Turf talk -- Controlling seashore paspalum
Is there any control available for seashore paspalum in bermudagrass? It has infested our fairways and is encroaching on our greens.
Good luck. Paspalum vaginatum is one of the toughest warm-season grasses to kill. Fortunately, its a very good turfgrass for golf courses -- good enough that the LPGA returns each winter to play a paspalum-infested course in Hawaii.
"We're actually not concerned about it," says Steve Swanhart, superintendent at Kapolei Golf Course on Oahu Island. Since 1996, the course has been home to the Cup Noodles Ladies Hawaiian Open. "It's a better grass than the bermudagrass," he adds.
In fact, the course staff recently gave up on the Tifgreen bermudagrass that had struggled there since construction, and they planted seashore paspalum everywhere it had not already taken over. The initial paspalum infestation was planted unintentionally in 1992 with the Tifgreen stolons, Swanhart says.
However, some stands of seashore paspalum may be unattractive, especially if mixed with bermudagrass.
Experts claim that some herbicides might control it in bermudagrass if the grass is attacked repeatedly. Swanhart tried all the chemicals but found they also damaged the bermudagrass -- and the seashore paspalum recovered more quickly.
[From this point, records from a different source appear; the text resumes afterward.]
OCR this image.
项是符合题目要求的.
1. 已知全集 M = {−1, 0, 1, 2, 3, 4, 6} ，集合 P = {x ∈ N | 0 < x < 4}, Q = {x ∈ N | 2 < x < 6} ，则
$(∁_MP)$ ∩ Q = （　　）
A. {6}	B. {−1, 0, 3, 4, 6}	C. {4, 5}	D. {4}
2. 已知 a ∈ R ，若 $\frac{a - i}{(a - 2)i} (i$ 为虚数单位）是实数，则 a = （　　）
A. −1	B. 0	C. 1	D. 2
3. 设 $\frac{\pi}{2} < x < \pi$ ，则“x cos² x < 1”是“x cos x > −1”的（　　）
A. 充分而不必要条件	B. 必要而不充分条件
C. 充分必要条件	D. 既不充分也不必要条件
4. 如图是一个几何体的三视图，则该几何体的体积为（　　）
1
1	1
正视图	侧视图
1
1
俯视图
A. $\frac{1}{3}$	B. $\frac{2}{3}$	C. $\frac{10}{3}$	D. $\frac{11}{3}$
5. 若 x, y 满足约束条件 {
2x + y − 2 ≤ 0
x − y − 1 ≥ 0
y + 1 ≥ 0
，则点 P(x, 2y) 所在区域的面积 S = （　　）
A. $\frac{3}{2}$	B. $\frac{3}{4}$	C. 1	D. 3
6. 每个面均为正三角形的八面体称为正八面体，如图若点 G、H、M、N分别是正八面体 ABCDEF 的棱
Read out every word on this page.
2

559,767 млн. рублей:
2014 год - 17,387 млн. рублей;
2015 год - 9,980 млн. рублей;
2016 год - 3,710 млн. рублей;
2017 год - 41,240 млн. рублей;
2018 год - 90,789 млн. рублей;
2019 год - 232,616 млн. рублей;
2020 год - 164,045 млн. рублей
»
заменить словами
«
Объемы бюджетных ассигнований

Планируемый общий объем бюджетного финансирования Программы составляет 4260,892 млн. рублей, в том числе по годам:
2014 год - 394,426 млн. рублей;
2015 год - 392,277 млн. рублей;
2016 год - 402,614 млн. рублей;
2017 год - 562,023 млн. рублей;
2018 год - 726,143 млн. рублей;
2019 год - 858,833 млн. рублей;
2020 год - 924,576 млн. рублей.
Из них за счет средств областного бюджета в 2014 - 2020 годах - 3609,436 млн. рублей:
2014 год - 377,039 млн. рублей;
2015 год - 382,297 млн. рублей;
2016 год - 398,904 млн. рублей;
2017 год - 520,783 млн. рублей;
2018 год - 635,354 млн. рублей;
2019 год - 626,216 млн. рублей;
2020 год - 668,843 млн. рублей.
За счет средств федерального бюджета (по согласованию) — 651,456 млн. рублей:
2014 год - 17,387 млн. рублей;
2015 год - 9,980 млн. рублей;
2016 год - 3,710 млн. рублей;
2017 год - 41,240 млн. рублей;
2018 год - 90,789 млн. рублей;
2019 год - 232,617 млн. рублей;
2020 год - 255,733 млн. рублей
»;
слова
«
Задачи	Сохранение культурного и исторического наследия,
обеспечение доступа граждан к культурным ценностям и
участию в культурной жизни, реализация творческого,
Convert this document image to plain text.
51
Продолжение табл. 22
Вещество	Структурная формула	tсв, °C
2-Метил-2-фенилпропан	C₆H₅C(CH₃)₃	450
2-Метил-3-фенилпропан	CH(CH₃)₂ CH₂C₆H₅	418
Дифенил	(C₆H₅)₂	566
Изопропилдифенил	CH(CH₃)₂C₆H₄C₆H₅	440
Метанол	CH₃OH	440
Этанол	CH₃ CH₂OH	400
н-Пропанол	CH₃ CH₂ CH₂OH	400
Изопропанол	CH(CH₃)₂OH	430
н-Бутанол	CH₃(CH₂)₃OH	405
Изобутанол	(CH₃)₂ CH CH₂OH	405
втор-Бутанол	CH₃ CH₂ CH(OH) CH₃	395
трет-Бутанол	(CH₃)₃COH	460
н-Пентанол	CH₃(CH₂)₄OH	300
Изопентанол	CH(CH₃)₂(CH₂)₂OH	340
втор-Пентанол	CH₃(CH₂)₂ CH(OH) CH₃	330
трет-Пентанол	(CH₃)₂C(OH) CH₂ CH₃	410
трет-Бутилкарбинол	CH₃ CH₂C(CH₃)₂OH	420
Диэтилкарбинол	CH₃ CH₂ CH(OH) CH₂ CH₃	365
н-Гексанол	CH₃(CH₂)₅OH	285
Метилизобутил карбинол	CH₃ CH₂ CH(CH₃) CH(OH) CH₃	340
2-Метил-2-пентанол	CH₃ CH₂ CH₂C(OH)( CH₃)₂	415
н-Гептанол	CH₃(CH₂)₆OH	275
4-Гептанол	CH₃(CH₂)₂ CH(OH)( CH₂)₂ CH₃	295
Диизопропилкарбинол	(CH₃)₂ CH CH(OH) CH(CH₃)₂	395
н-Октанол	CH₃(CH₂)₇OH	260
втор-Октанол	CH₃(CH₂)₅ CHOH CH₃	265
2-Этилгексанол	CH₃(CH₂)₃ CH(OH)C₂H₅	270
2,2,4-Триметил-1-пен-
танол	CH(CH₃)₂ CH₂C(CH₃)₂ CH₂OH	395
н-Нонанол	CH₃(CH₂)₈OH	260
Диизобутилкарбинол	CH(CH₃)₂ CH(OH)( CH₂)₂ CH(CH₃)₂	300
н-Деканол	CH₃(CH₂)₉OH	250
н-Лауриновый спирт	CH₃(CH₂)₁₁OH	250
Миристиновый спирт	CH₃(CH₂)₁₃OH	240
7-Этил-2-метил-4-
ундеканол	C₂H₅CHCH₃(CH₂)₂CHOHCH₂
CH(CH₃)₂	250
"When we were doing the herbicide applications, it seemed to give paspalum the edge," he says.
A prominent advocate for seashore paspalum, Ronny Duncan, Ph.D., of the University of Georgia, suggests that a one-two punch approach might work. He says that you could weaken the seashore paspalum with Asulox (asulam) or Trimec Plus -- which contains 2,4-D, dicamba, MCPP and monosodium methane arsenate (MSMA) -- then hit it with a different herbicide chemistry before it recovers from the initial burn-down.
Do the one-two punch again a month later. Repeat on a fairly rigid schedule, otherwise the paspalum will rebound -- with a vengeance. Each month, the second herbicide must be of a different class than the first herbicide, Duncan says. Follow label directions to minimize damage to the bermudagrass. Eventually, the paspalum may be dead, and perhaps the treatments can then stop.
Research in the 1980s by Ali Harivandi, Ph.D., of the University of California, indicated that MSMA, DSMA (disodium methane arsenate) and Trimec Plus were each phytotoxic to seashore paspalum. Otherwise, almost all the herbicides were fairly harmless to paspalum.
Seashore paspalum cultivars sold in the '80s have proved tough to remove from golf courses, in part because the species' waxy leaf coat repels most herbicides. The grass evolved on duned tropical beaches, where it developed fast-growing roots that can quickly seek water deep in the ground. It can extract nutrients from salty sea-side groundwater and salt spray, so it requires remarkably little supplemental nitrogen to thrive.
"If you evolve in a stressful environment, you're going to develop mechanisms to resist anything that comes your way," Duncan says.
Seashore paspalum's salt tolerance makes it attractive on tropical seaside golf courses and in cities where golf course irrigation comes from wastewater plants. The grass is likely to become more widespread as Duncan continues developing improved cultivars that will reach the marketplace over the next decade.